With 13-year-old Marty Stuart in his new band, Nashville Grass, Flatt would continue on a more traditional musical path, while Scruggs recruited sons Randy and Gary for the Earl Scruggs Revue, controversially adding electric bass, electric guitar, piano and drums for a more progressive rock-influenced sound. Purists scoffed, but the band found favor with younger audiences, especially on college campuses.
On January 10th, 1971, 48 years ago today, the Earl Scruggs Revue appeared on a PBS special, Earl Scruggs: His Family and Friends, which featured 21-year-old Gary and 17-year-old Randy, along with Bob Dylan, Joan Baez, Doc Watson and Bill Monroe, among others. Also appearing on the program were country-rock pioneers the Byrds, featuring Roger McGuinn, Clarence White, Skip Battin and Gene Parsons. In the above clip from the special, the Byrds join Scruggs and sons on Dylan’s “You Ain’t Goin’ Nowhere,” which the Byrds actually recorded in 1968, three years before Dylan, who eventually included it on a greatest-hits package in late ’71.

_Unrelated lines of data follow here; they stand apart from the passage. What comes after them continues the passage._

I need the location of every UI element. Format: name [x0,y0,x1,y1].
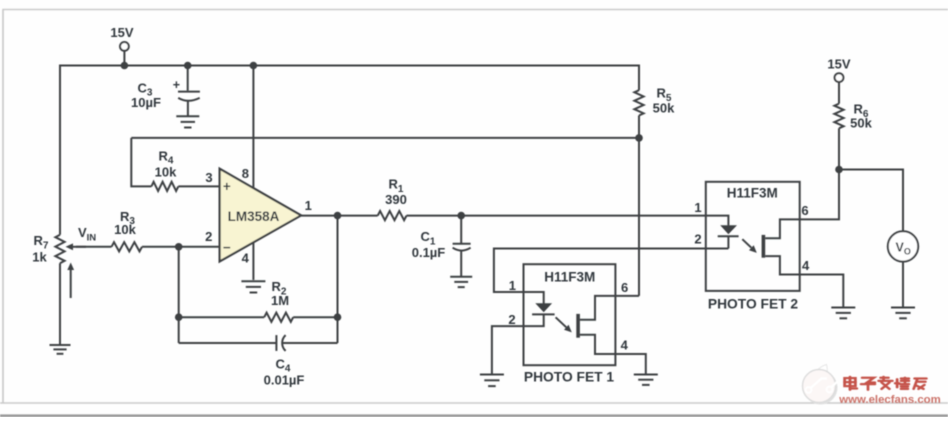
svg-text:−: − [223,240,231,255]
svg-text:1: 1 [509,278,516,293]
svg-text:+: + [223,179,231,194]
svg-text:0.01µF: 0.01µF [264,372,305,387]
svg-text:4: 4 [621,338,629,353]
svg-text:2: 2 [508,312,515,327]
svg-text:H11F3M: H11F3M [544,269,595,284]
svg-text:LM358A: LM358A [228,209,280,224]
svg-text:10µF: 10µF [131,95,161,110]
svg-text:15V: 15V [827,57,850,72]
svg-text:2: 2 [205,229,212,244]
svg-text:4: 4 [802,258,810,273]
svg-text:1k: 1k [32,250,47,265]
svg-text:1: 1 [694,200,701,215]
svg-text:50k: 50k [653,101,675,116]
svg-text:10k: 10k [155,165,177,180]
svg-text:H11F3M: H11F3M [727,186,778,201]
svg-text:50k: 50k [850,116,872,131]
svg-text:0.1µF: 0.1µF [412,245,446,260]
svg-text:390: 390 [385,192,407,207]
svg-text:+: + [173,78,180,92]
svg-text:10k: 10k [114,222,136,237]
svg-text:6: 6 [801,203,808,218]
svg-text:15V: 15V [110,25,133,40]
svg-text:3: 3 [205,170,212,185]
svg-text:4: 4 [242,250,250,265]
svg-text:8: 8 [242,166,249,181]
svg-text:PHOTO FET 2: PHOTO FET 2 [708,297,799,312]
svg-text:PHOTO FET 1: PHOTO FET 1 [524,370,615,385]
svg-text:www.elecfans.com: www.elecfans.com [838,394,941,406]
svg-text:2: 2 [694,232,701,247]
svg-text:1: 1 [305,198,312,213]
svg-text:6: 6 [621,280,628,295]
svg-text:1M: 1M [271,293,289,308]
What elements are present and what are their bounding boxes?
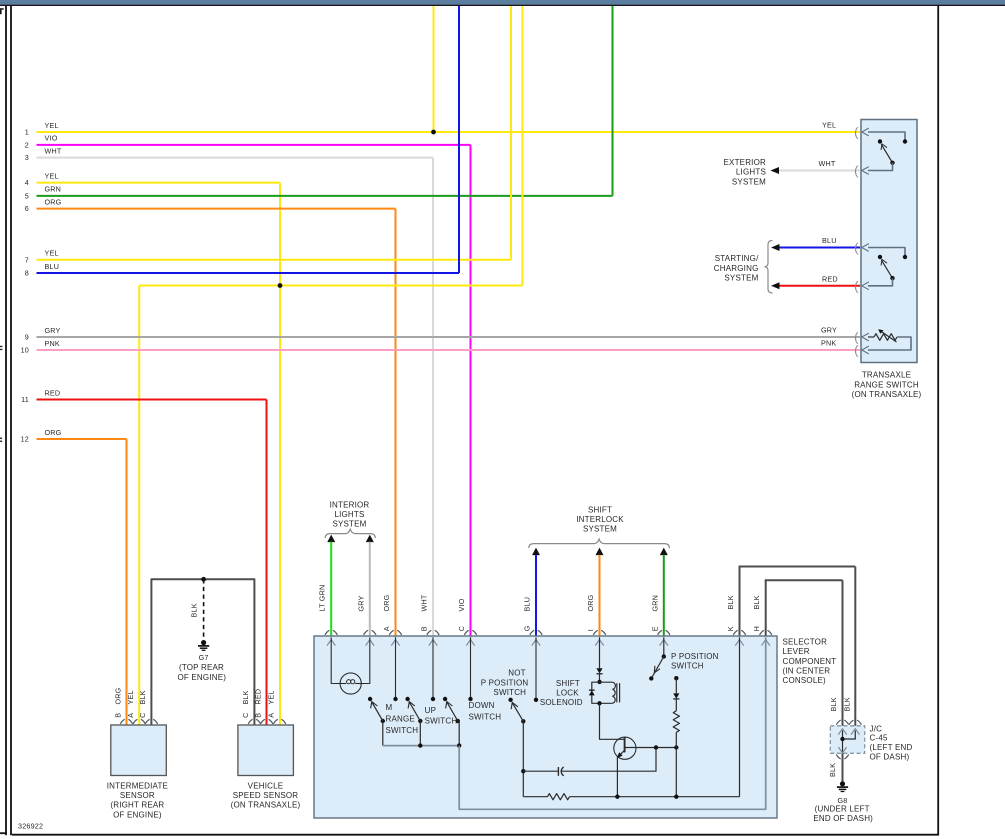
svg-text:LT GRN: LT GRN <box>318 585 327 612</box>
svg-text:B: B <box>254 713 263 718</box>
svg-text:PNK: PNK <box>821 339 836 348</box>
svg-text:(: ( <box>854 240 859 255</box>
svg-text:OF ENGINE): OF ENGINE) <box>177 673 226 682</box>
svg-text:(: ( <box>854 163 859 178</box>
svg-text:SYSTEM: SYSTEM <box>583 525 617 534</box>
svg-text:A: A <box>382 626 391 631</box>
svg-text:ORG: ORG <box>113 687 122 704</box>
svg-text:GRY: GRY <box>821 326 837 335</box>
svg-text:VIO: VIO <box>45 134 58 143</box>
svg-text:SYSTEM: SYSTEM <box>724 274 758 283</box>
svg-text:ORG: ORG <box>45 197 62 206</box>
svg-text:GRY: GRY <box>45 326 61 335</box>
svg-text:YEL: YEL <box>45 121 59 130</box>
svg-text:C: C <box>241 712 250 717</box>
svg-text:BLK: BLK <box>138 690 147 704</box>
svg-text:BLK: BLK <box>190 603 199 617</box>
svg-text:A: A <box>126 713 135 718</box>
svg-text:BLU: BLU <box>523 597 532 612</box>
svg-text:10: 10 <box>21 346 29 355</box>
svg-text:BLK: BLK <box>828 763 837 777</box>
svg-text:VIO: VIO <box>457 598 466 611</box>
svg-text:11: 11 <box>21 395 29 404</box>
svg-text:INTERMEDIATE: INTERMEDIATE <box>107 781 168 790</box>
svg-text:SELECTOR: SELECTOR <box>783 637 828 646</box>
svg-text:K: K <box>726 626 735 631</box>
svg-text:M: M <box>386 703 393 712</box>
svg-text:12: 12 <box>21 435 29 444</box>
svg-text:4: 4 <box>25 178 29 187</box>
svg-text:I: I <box>586 629 595 631</box>
svg-text:ORG: ORG <box>45 428 62 437</box>
svg-text:BLK: BLK <box>842 697 851 711</box>
svg-text:SWITCH: SWITCH <box>671 662 704 671</box>
svg-text:3: 3 <box>25 153 29 162</box>
svg-text:(ON TRANSAXLE): (ON TRANSAXLE) <box>852 390 922 399</box>
svg-text:9: 9 <box>25 333 29 342</box>
svg-text:SPEED SENSOR: SPEED SENSOR <box>233 791 299 800</box>
svg-text:2: 2 <box>25 141 29 150</box>
svg-text:WHT: WHT <box>819 159 836 168</box>
svg-text:B: B <box>420 626 429 631</box>
svg-text:6: 6 <box>25 204 29 213</box>
svg-text:RED: RED <box>45 388 61 397</box>
svg-text:SWITCH: SWITCH <box>386 726 419 735</box>
svg-text:END OF DASH): END OF DASH) <box>813 814 873 823</box>
svg-text:BLK: BLK <box>726 595 735 609</box>
svg-text:NOT: NOT <box>508 668 526 677</box>
svg-text:YEL: YEL <box>45 249 59 258</box>
svg-text:SHIFT: SHIFT <box>556 679 580 688</box>
svg-text:C-45: C-45 <box>870 734 888 743</box>
svg-text:STARTING/: STARTING/ <box>715 254 759 263</box>
svg-text:OF DASH): OF DASH) <box>870 752 910 761</box>
svg-text:INTERIOR: INTERIOR <box>330 500 370 509</box>
svg-text:(TOP REAR: (TOP REAR <box>179 663 224 672</box>
svg-text:EXTERIOR: EXTERIOR <box>724 158 767 167</box>
svg-text:5: 5 <box>25 192 29 201</box>
svg-text:(RIGHT REAR: (RIGHT REAR <box>110 801 164 810</box>
svg-text:BLK: BLK <box>241 690 250 704</box>
svg-text:CONSOLE): CONSOLE) <box>783 676 827 685</box>
svg-text:ORG: ORG <box>382 594 391 611</box>
svg-text:G: G <box>523 625 532 631</box>
svg-text:(UNDER LEFT: (UNDER LEFT <box>815 805 870 814</box>
svg-text:COMPONENT: COMPONENT <box>783 657 837 666</box>
svg-text:RANGE: RANGE <box>386 714 415 723</box>
svg-text:WHT: WHT <box>420 594 429 611</box>
svg-text:YEL: YEL <box>45 171 59 180</box>
svg-text:A: A <box>266 713 275 718</box>
svg-text:YEL: YEL <box>126 690 135 704</box>
svg-text:LIGHTS: LIGHTS <box>736 168 766 177</box>
svg-text:SENSOR: SENSOR <box>120 791 155 800</box>
svg-text:ORG: ORG <box>586 594 595 611</box>
svg-text:(: ( <box>854 125 859 140</box>
svg-text:BLU: BLU <box>45 262 60 271</box>
svg-text:(IN CENTER: (IN CENTER <box>783 667 831 676</box>
svg-text:DOWN: DOWN <box>469 701 495 710</box>
svg-text:VEHICLE: VEHICLE <box>248 781 284 790</box>
svg-text:SWITCH: SWITCH <box>469 713 502 722</box>
svg-text:RANGE SWITCH: RANGE SWITCH <box>854 380 919 389</box>
svg-text:GRN: GRN <box>650 595 659 612</box>
svg-text:SOLENOID: SOLENOID <box>540 698 583 707</box>
svg-text:UP: UP <box>425 706 437 715</box>
svg-text:GRN: GRN <box>45 185 62 194</box>
svg-text:G7: G7 <box>199 653 209 662</box>
svg-text:SHIFT: SHIFT <box>588 505 612 514</box>
svg-text:B: B <box>113 713 122 718</box>
svg-text:RED: RED <box>822 275 838 284</box>
svg-text:(ON TRANSAXLE): (ON TRANSAXLE) <box>231 801 301 810</box>
svg-text:SWITCH: SWITCH <box>425 716 458 725</box>
svg-text:CHARGING: CHARGING <box>714 264 759 273</box>
svg-text:LOCK: LOCK <box>556 689 579 698</box>
svg-text:SYSTEM: SYSTEM <box>332 520 366 529</box>
svg-text:8: 8 <box>25 269 29 278</box>
svg-text:C: C <box>457 626 466 631</box>
svg-text:TRANSAXLE: TRANSAXLE <box>862 371 911 380</box>
svg-text:(: ( <box>854 343 859 358</box>
svg-text:326922: 326922 <box>18 821 43 830</box>
svg-text:YEL: YEL <box>822 121 836 130</box>
svg-text:SWITCH: SWITCH <box>493 688 526 697</box>
svg-text:H: H <box>752 626 761 631</box>
svg-text:YEL: YEL <box>266 690 275 704</box>
svg-text:P POSITION: P POSITION <box>671 652 719 661</box>
svg-text:PNK: PNK <box>45 339 60 348</box>
svg-text:WHT: WHT <box>45 146 62 155</box>
svg-text:(: ( <box>854 278 859 293</box>
svg-text:7: 7 <box>25 255 29 264</box>
svg-text:LIGHTS: LIGHTS <box>334 510 364 519</box>
svg-text:LEVER: LEVER <box>783 647 810 656</box>
svg-text:C: C <box>138 712 147 717</box>
svg-text:BLU: BLU <box>822 236 837 245</box>
svg-text:J/C: J/C <box>870 724 883 733</box>
svg-text:BLK: BLK <box>829 697 838 711</box>
svg-text:(LEFT END: (LEFT END <box>870 743 913 752</box>
svg-text:RED: RED <box>254 689 263 705</box>
svg-text:SYSTEM: SYSTEM <box>732 177 766 186</box>
svg-text:G8: G8 <box>838 796 848 805</box>
svg-text:P POSITION: P POSITION <box>481 678 529 687</box>
svg-text:GRY: GRY <box>356 595 365 611</box>
svg-text:INTERLOCK: INTERLOCK <box>576 515 624 524</box>
svg-text:E: E <box>650 626 659 631</box>
svg-text:OF ENGINE): OF ENGINE) <box>113 810 162 819</box>
svg-text:BLK: BLK <box>752 595 761 609</box>
svg-text:1: 1 <box>25 128 29 137</box>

Midway through the clip, Randy Scruggs, who would go on to be an acclaimed picker, songwriter and record producer before his untimely death last April, plays a string-bending acoustic guitar solo as the eldest Scruggs plays banjo in the background in his own distinctive and hugely influential style. The performance, while stretching the boundaries of traditional bluegrass still retains the acoustic feel and multi-part harmonies of classic bluegrass music. In the ensuing years, Earl Scruggs, his sons and his business-minded wife Louise would become a musical dynasty, essential to the growth of the genre not only in the U.S. but throughout the world. Earl Scruggs, who was preceded in death by Louise and their son Steve, died in 2012.